Nielsen said it reached an agreement with the Federal Trade Commission that will enable the completion of the ratings firm’s $1.3-billion acquisition of Arbitron, another audience measurement company.
Nielsen said it expects to close the Arbitron purchase, agreed to nine montha ago, on Sept. 30. Nielsen, the dominant player in worldwide television audience measurement, is buying Arbitron stock for $48 per share and through the acquisition will extend deeper into radio-audience measurement and add Arbitron’s portable people meter technology to its metering arsenal.
Nielsen was not required to divest any of its business in the agreement. Nielsen said the FTC’s order “effectively enables the continuation of a cross-platform project measuring TV, radio, PC, mobile and tablet engagement which was announced by Arbitron in concert with ESPN and comScore Inc. in September 2012. In the event that an FTC-approved third-party elects to agree to licensing terms and other requirements, Nielsen would make available for license Arbitron PPM and related data as well as software and technology currently being used in the ESPN project for the sole purpose of cross-platform measurement for up to eight years.”
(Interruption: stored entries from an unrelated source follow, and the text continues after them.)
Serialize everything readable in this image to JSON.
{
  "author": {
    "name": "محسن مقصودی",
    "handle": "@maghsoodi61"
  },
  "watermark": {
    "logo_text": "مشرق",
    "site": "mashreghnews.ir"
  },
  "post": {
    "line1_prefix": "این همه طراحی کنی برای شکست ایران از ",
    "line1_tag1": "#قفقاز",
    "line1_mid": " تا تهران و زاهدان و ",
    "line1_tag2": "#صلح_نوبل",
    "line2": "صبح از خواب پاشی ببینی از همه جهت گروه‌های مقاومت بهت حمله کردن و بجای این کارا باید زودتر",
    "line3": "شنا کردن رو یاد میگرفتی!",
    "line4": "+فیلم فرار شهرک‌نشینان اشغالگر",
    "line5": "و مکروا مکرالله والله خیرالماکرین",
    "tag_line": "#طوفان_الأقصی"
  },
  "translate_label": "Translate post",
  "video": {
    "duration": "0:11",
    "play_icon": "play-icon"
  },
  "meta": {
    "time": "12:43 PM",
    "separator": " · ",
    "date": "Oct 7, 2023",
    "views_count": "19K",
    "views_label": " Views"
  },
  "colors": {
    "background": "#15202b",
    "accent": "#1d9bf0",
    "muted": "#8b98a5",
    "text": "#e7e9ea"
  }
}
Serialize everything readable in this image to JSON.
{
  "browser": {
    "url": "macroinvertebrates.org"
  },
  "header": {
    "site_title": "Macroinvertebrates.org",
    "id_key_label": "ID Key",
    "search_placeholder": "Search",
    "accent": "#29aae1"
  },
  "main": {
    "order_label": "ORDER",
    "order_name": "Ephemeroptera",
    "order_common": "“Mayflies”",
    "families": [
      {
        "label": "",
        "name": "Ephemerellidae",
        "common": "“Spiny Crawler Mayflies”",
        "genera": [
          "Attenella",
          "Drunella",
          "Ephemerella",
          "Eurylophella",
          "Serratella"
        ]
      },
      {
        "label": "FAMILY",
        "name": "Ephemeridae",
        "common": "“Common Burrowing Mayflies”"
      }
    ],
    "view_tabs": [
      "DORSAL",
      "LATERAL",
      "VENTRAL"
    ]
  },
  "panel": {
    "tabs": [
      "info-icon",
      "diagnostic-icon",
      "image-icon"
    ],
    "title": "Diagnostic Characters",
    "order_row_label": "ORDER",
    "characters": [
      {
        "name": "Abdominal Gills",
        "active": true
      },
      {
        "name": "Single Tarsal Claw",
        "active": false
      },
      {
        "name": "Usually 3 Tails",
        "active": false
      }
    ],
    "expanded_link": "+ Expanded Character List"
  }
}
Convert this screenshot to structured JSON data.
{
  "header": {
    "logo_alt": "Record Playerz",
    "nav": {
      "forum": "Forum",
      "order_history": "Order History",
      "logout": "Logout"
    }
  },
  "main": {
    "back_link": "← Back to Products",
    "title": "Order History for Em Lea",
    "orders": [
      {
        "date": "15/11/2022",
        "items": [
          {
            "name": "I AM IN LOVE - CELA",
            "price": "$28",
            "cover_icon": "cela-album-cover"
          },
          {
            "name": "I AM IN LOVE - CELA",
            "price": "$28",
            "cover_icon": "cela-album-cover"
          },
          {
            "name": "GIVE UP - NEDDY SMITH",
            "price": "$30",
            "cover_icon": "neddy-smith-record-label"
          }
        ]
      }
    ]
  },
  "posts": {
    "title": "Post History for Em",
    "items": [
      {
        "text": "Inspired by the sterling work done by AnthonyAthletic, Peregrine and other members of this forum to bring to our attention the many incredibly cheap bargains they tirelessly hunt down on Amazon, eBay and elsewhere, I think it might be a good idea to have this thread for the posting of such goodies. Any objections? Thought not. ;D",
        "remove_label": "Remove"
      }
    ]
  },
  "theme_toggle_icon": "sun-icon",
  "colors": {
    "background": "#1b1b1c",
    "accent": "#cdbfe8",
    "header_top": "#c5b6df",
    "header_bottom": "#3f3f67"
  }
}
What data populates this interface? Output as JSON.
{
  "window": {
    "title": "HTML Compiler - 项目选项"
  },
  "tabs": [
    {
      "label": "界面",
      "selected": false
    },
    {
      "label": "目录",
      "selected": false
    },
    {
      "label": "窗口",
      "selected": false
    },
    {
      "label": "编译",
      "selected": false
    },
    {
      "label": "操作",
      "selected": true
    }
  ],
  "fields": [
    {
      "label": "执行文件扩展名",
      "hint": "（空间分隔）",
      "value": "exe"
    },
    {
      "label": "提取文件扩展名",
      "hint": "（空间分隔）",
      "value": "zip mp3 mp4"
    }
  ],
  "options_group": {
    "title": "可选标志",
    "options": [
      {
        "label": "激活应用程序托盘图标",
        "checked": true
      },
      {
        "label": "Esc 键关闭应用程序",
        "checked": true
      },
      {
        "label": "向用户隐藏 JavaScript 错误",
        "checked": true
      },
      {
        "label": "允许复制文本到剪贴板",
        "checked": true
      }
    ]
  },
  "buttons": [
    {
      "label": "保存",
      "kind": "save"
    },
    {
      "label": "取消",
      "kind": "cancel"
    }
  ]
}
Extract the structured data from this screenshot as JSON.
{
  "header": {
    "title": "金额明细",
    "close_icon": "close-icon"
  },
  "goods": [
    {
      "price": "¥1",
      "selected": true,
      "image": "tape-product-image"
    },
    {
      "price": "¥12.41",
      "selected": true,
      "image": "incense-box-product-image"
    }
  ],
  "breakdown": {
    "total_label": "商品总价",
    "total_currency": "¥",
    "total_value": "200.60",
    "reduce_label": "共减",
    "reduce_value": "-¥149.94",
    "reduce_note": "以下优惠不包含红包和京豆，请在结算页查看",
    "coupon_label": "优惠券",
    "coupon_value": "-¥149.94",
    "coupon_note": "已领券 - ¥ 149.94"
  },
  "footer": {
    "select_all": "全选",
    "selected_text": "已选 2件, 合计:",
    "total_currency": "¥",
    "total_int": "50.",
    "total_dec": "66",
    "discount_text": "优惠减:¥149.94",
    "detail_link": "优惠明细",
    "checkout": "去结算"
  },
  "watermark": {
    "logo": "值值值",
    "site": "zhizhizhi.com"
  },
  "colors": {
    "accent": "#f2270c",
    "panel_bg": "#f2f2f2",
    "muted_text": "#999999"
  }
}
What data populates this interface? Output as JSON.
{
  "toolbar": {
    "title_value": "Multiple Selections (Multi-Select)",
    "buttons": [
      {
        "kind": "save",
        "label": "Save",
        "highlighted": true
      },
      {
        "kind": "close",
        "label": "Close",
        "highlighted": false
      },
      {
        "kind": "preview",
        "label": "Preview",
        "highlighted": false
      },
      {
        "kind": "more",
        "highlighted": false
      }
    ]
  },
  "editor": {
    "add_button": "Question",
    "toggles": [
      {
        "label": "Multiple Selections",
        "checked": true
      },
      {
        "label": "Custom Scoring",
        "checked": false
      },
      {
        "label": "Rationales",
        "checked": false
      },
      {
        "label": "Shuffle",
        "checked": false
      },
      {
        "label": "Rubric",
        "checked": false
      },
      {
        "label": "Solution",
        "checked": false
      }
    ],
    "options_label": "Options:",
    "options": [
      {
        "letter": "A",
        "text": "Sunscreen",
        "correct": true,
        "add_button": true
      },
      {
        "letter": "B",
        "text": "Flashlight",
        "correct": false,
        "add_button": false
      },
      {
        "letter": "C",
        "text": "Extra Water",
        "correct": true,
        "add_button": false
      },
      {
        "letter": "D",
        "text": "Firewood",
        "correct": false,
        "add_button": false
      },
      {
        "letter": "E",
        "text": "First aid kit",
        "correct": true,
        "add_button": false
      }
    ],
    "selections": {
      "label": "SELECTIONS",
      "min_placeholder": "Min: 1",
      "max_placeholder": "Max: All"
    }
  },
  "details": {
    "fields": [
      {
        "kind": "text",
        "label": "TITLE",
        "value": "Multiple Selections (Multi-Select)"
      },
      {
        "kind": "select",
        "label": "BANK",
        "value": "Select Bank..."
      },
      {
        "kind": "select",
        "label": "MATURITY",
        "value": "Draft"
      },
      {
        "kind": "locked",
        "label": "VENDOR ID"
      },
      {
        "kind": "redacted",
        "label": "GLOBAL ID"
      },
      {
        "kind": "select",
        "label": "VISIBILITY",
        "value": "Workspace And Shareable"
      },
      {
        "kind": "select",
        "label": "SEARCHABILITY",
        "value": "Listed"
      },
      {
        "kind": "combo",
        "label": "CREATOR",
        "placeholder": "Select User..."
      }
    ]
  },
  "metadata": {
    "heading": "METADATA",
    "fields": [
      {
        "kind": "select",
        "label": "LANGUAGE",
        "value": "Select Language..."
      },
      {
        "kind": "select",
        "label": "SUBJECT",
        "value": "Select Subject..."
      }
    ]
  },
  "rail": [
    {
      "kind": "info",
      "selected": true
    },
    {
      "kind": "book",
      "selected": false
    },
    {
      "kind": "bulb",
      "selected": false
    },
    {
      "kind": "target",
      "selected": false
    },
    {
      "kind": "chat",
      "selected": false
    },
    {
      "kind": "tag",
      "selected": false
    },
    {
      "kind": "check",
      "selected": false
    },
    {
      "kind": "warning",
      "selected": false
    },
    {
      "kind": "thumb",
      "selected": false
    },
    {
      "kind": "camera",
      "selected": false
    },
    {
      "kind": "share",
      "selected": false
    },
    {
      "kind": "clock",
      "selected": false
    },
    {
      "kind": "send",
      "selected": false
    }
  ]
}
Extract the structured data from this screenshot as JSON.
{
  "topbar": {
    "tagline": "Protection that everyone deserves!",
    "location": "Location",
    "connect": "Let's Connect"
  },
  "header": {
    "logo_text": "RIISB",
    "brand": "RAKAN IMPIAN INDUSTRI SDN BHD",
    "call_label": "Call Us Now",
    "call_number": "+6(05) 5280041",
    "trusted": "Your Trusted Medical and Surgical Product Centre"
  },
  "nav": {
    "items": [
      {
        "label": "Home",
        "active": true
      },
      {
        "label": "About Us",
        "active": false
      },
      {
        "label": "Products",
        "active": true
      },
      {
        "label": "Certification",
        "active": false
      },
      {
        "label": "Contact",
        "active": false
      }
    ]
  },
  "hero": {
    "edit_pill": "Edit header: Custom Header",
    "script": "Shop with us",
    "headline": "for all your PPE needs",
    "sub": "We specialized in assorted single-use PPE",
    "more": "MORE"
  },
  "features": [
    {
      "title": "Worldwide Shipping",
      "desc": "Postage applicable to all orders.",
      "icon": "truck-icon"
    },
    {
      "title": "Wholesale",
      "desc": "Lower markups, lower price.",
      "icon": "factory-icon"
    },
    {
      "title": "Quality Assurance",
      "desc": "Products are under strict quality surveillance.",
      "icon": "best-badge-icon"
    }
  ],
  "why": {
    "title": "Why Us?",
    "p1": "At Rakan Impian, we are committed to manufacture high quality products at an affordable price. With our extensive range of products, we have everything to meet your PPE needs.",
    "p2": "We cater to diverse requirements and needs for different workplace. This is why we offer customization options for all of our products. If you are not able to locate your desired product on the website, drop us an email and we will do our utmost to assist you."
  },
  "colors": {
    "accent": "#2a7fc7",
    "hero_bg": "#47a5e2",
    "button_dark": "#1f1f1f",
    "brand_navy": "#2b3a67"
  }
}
Nielsen CEO David Calhoun said in a release: “We are very pleased with the FTC action, which meets our original expectations at the time of the merger agreement. This is a highly acceptable outcome for us as it doesn’t change the market landscape and allows us to proceed with the deal. The area of cross-platform measurement is still in its early stages and its value is yet to be determined by the market. We at Nielsen look forward to pursuing the value of cross-platform services through our own unique offerings and expect that with our resources, our deep knowledge of video and our commitment to innovation, we will help the market ultimately define what cross-platform represents.”
Earlier Friday, The Wall Street Journal and Variety said Nielsen has plans, next week, to say more about its efforts to release cross-measurement ratings, including mobile devices, in fall 2014.
Analyst Todd Juenger at Bernstein Research predicted last month that if the Arbitron deal were approved without onerous conditions that Nielsen's stock (which closed Friday, before the news came out, at $35.87) would rise significantly, as much as about $4 per share, or 16 times Nielsen's projected earnings per share gain of 26 cents per share from the acquisition.